Another time, he was charged by an elephant. The elephant had often hung around the cooking area of a safari group. But he must have suffered a trauma because he started to become aggressive, Droguett said. The cooks would throw rocks at him to get him to leave, he said.
"I was standing outside the tented area with the camera over my neck and he came charging at me," Droguett said. "I clicked his picture, jumped into the tent and he stopped, thinking it was a wall."
While most people would have been scared to death, the incident gave this artist a rush, he said.
"The adrenalin ? I loved it," the North Hollywood resident said. "Fabulous. I got the shot of him as he was coming toward me."
Droguett, who said he favors animals as subjects for his work, uses several photographs with different perspectives of an animal to create one etching, he said.
His work is on display until June 22 at the Creative Arts Center Gallery in Burbank.
The 14 originals in the display are amazing to see, said Gallery Director Frances Santistevan, of Glendale.
"They are so lifelike, they look like photographs," she said.
The process begins with the artist first drawing a light pencil outline on a white matte board that is treated with a thin layer of a white chalky substance and then a thin layer of black dye. The artist etches the subject with a fine blade.

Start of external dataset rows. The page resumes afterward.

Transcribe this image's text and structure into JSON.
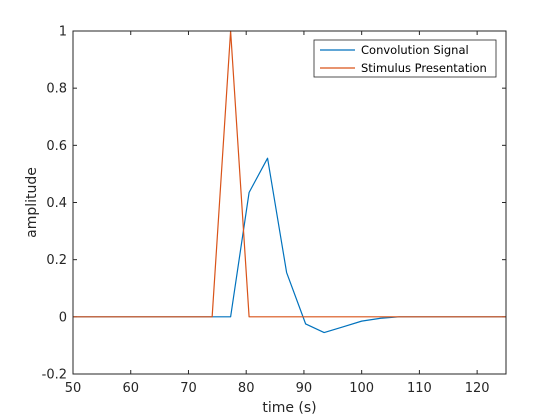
{
  "chart_data": {
    "type": "line",
    "title": "",
    "xlabel": "time (s)",
    "ylabel": "amplitude",
    "xlim": [
      50,
      125
    ],
    "ylim": [
      -0.2,
      1
    ],
    "xticks": [
      50,
      60,
      70,
      80,
      90,
      100,
      110,
      120
    ],
    "yticks": [
      -0.2,
      0,
      0.2,
      0.4,
      0.6,
      0.8,
      1
    ],
    "xtick_labels": [
      "50",
      "60",
      "70",
      "80",
      "90",
      "100",
      "110",
      "120"
    ],
    "ytick_labels": [
      "-0.2",
      "0",
      "0.2",
      "0.4",
      "0.6",
      "0.8",
      "1"
    ],
    "grid": false,
    "legend_position": "top-right",
    "series": [
      {
        "name": "Convolution Signal",
        "color": "#0072bd",
        "x": [
          50,
          77.3,
          80.5,
          83.7,
          87,
          90.3,
          93.5,
          96.8,
          100,
          103.3,
          106.5,
          110,
          125
        ],
        "y": [
          0,
          0,
          0.435,
          0.555,
          0.155,
          -0.025,
          -0.055,
          -0.035,
          -0.015,
          -0.005,
          0,
          0,
          0
        ]
      },
      {
        "name": "Stimulus Presentation",
        "color": "#d95319",
        "x": [
          50,
          74.1,
          77.3,
          80.5,
          125
        ],
        "y": [
          0,
          0,
          1,
          0,
          0
        ]
      }
    ]
  }
}
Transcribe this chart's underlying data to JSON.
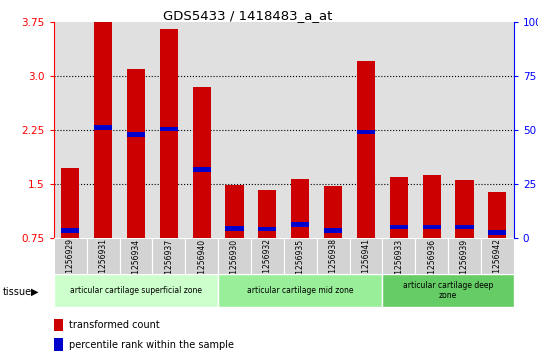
{
  "title": "GDS5433 / 1418483_a_at",
  "samples": [
    "GSM1256929",
    "GSM1256931",
    "GSM1256934",
    "GSM1256937",
    "GSM1256940",
    "GSM1256930",
    "GSM1256932",
    "GSM1256935",
    "GSM1256938",
    "GSM1256941",
    "GSM1256933",
    "GSM1256936",
    "GSM1256939",
    "GSM1256942"
  ],
  "red_values": [
    1.72,
    3.75,
    3.1,
    3.65,
    2.85,
    1.48,
    1.42,
    1.57,
    1.47,
    3.2,
    1.6,
    1.62,
    1.55,
    1.38
  ],
  "blue_values": [
    0.85,
    2.28,
    2.18,
    2.26,
    1.7,
    0.88,
    0.87,
    0.93,
    0.85,
    2.22,
    0.9,
    0.9,
    0.9,
    0.82
  ],
  "y_min": 0.75,
  "y_max": 3.75,
  "y_ticks": [
    0.75,
    1.5,
    2.25,
    3.0,
    3.75
  ],
  "right_y_labels": [
    "0",
    "25",
    "50",
    "75",
    "100%"
  ],
  "bar_color": "#cc0000",
  "blue_color": "#0000cc",
  "bg_color_plot": "#e0e0e0",
  "tissue_zones": [
    {
      "label": "articular cartilage superficial zone",
      "start": 0,
      "end": 5,
      "color": "#ccffcc"
    },
    {
      "label": "articular cartilage mid zone",
      "start": 5,
      "end": 10,
      "color": "#99ee99"
    },
    {
      "label": "articular cartilage deep\nzone",
      "start": 10,
      "end": 14,
      "color": "#66cc66"
    }
  ],
  "legend_red": "transformed count",
  "legend_blue": "percentile rank within the sample",
  "tissue_label": "tissue",
  "bar_width": 0.55
}
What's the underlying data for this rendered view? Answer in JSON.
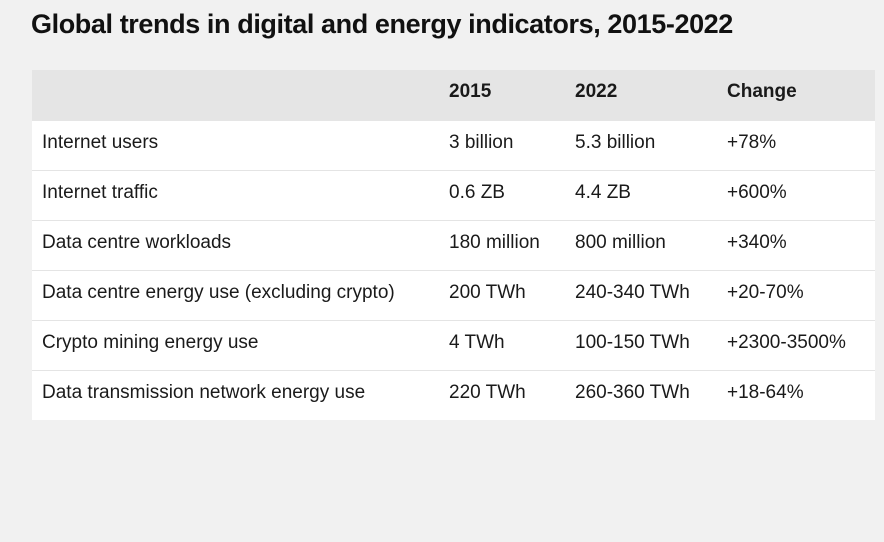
{
  "title": "Global trends in digital and energy indicators, 2015-2022",
  "table": {
    "headers": [
      "",
      "2015",
      "2022",
      "Change"
    ],
    "rows": [
      [
        "Internet users",
        "3 billion",
        "5.3 billion",
        "+78%"
      ],
      [
        "Internet traffic",
        "0.6 ZB",
        "4.4 ZB",
        "+600%"
      ],
      [
        "Data centre workloads",
        "180 million",
        "800 million",
        "+340%"
      ],
      [
        "Data centre energy use (excluding crypto)",
        "200 TWh",
        "240-340 TWh",
        "+20-70%"
      ],
      [
        "Crypto mining energy use",
        "4 TWh",
        "100-150 TWh",
        "+2300-3500%"
      ],
      [
        "Data transmission network energy use",
        "220 TWh",
        "260-360 TWh",
        "+18-64%"
      ]
    ]
  },
  "colors": {
    "page_background": "#f1f1f1",
    "header_background": "#e5e5e5",
    "table_background": "#ffffff",
    "text": "#1a1a1a"
  }
}
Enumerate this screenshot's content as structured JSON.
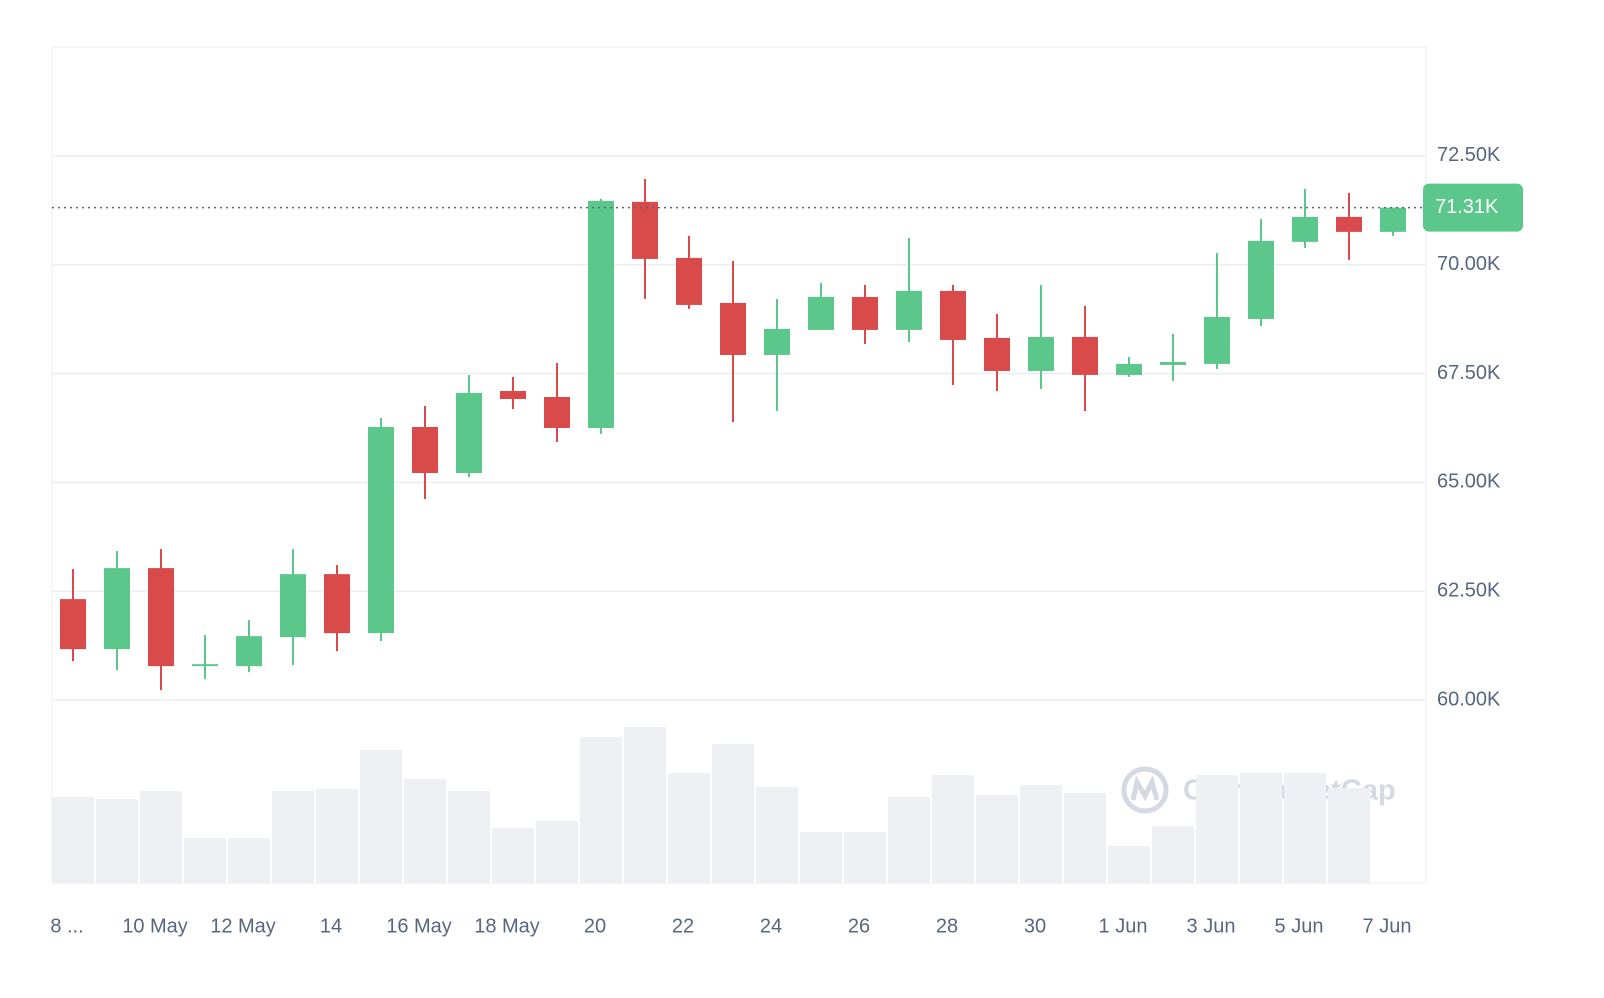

Droguett was introduced to scratchboard art, a method discovered during the 1800s, while attending Pratt Institute in New York.
"I never had the chance to try it," he said. "After years of painting, I taught myself."
He went to the library and checked out black-and-white magazines, to get his mind thinking in the reverse.
The first picture he attempted in scratchboard was of a cat, and using animals as his subjects has stuck with him, he said.